Arabinoxylan and glycolysis inhibitors alleviate trimethylamine accumulation and gut barrier impairment by inhibiting the PERK pathway
Abstract
As a global driver of cardiovascular disease, atherosclerosis is linked to the accumulation of trimethylamine (TMA), a metabolite produced when gut microbiota metabolize dietary choline. However, current strategies targeting TMA remain ineffective, largely due to poorly understood interactions involving the gut-mucosal barrier. To address this knowledge gap, we evaluated these interactions in the context of TMA accumulation using a murine model. Specifically, we integrated 16S rRNA sequencing, metabolomics, transcriptomics, and proteomics analyses to investigate the chemical processes and key targets underlying the intestinal effects of choline-rich diets and their inducers, combined with nutritional intervention strategies. The findings revealed that excessive choline intake activated the PERK signaling pathway, upregulated the expression of Trim40 and TMA transporters (Slc family), downregulated the expression of tight junction proteins (Tjp1/2/3, Ocln), and induced histopathological damage to the gut barrier.
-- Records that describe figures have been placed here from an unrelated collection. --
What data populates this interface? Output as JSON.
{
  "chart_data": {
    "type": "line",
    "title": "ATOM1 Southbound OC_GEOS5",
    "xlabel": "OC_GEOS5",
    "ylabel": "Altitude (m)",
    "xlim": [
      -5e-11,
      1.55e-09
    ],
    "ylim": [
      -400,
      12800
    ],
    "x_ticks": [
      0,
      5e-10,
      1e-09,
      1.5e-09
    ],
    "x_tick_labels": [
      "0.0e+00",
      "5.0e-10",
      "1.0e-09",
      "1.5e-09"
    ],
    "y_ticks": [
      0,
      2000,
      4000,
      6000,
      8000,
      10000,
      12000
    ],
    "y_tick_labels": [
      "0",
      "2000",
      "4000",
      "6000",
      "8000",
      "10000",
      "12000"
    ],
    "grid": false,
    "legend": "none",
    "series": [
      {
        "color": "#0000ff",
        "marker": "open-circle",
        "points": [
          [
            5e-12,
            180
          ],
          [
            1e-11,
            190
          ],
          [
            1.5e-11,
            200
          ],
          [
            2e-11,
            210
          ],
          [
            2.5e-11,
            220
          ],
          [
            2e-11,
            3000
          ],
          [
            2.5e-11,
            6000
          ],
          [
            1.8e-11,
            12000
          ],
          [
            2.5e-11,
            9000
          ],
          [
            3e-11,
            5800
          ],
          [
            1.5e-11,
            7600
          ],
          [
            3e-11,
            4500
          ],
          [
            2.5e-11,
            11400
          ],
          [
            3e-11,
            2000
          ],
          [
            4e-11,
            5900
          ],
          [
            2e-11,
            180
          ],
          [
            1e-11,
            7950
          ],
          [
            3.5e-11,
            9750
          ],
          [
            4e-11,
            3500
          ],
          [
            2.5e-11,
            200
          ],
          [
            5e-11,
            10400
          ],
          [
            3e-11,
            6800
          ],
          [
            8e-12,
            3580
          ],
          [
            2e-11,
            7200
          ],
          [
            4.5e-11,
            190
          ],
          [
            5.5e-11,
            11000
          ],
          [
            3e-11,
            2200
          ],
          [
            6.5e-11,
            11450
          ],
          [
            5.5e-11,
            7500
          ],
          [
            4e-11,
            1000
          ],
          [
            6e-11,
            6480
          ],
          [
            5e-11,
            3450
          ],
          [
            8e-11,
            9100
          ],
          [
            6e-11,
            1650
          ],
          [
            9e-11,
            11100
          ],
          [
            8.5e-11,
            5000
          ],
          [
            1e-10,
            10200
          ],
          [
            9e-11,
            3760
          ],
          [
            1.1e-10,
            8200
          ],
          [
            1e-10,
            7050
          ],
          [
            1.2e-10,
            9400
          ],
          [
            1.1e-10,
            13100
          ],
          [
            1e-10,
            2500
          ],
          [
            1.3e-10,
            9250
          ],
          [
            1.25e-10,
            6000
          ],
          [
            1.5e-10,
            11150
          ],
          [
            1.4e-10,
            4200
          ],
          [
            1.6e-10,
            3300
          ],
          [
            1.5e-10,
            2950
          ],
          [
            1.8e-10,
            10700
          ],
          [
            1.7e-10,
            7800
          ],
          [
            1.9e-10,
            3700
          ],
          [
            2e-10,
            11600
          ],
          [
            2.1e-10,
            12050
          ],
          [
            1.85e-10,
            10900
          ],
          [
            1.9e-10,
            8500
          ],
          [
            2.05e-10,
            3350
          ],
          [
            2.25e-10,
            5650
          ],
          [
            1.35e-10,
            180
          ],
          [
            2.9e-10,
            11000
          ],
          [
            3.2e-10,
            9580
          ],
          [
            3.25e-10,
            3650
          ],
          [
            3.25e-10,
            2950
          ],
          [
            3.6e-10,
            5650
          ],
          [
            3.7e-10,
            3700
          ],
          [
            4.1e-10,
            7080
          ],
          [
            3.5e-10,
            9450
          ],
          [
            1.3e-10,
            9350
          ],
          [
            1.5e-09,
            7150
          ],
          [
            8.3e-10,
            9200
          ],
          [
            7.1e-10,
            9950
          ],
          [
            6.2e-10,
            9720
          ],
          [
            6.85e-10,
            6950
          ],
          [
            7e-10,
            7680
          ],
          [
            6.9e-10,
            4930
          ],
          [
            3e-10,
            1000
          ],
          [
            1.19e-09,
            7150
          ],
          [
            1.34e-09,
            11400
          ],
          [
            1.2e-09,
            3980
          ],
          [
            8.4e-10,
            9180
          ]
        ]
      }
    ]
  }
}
Additionally, choline-rich diets caused gut microbiota dysbiosis, elevated serum TMA levels, and increased lipopolysaccharide (LPS) accumulation in intestinal contents. Arabinoxylan (AX) treatment mitigated these adverse effects by restoring gut microbiota balance and gut barrier integrity (via regulating Tjp1/2/3, Ocln expression and downregulating Trim40), suppressing PERK pathway genes (14.1%-60.6% reduction), and lowering TMA levels. Notably, co-treatment with AX and glycolysis inhibitors (particularly the pyruvate kinase inhibitor) exerted a synergistic effect, further reducing TMA levels and Trim40 expression. We identified a PERK-TMA axis as a key player in the pathophysiology of gut barrier impairment. In this axis, glycolysis inhibitors enhanced AX-mediated restoration of the PERK pathway, with reductions in PERK-related gene expression ranging from 1.11% to 67.4% compared to the AX monotherapy group. These results characterize a regulatory chain, "metabolic stress reduction, TMA transporter inhibition, barrier recovery", which exhibits potential for reducing TMA accumulation.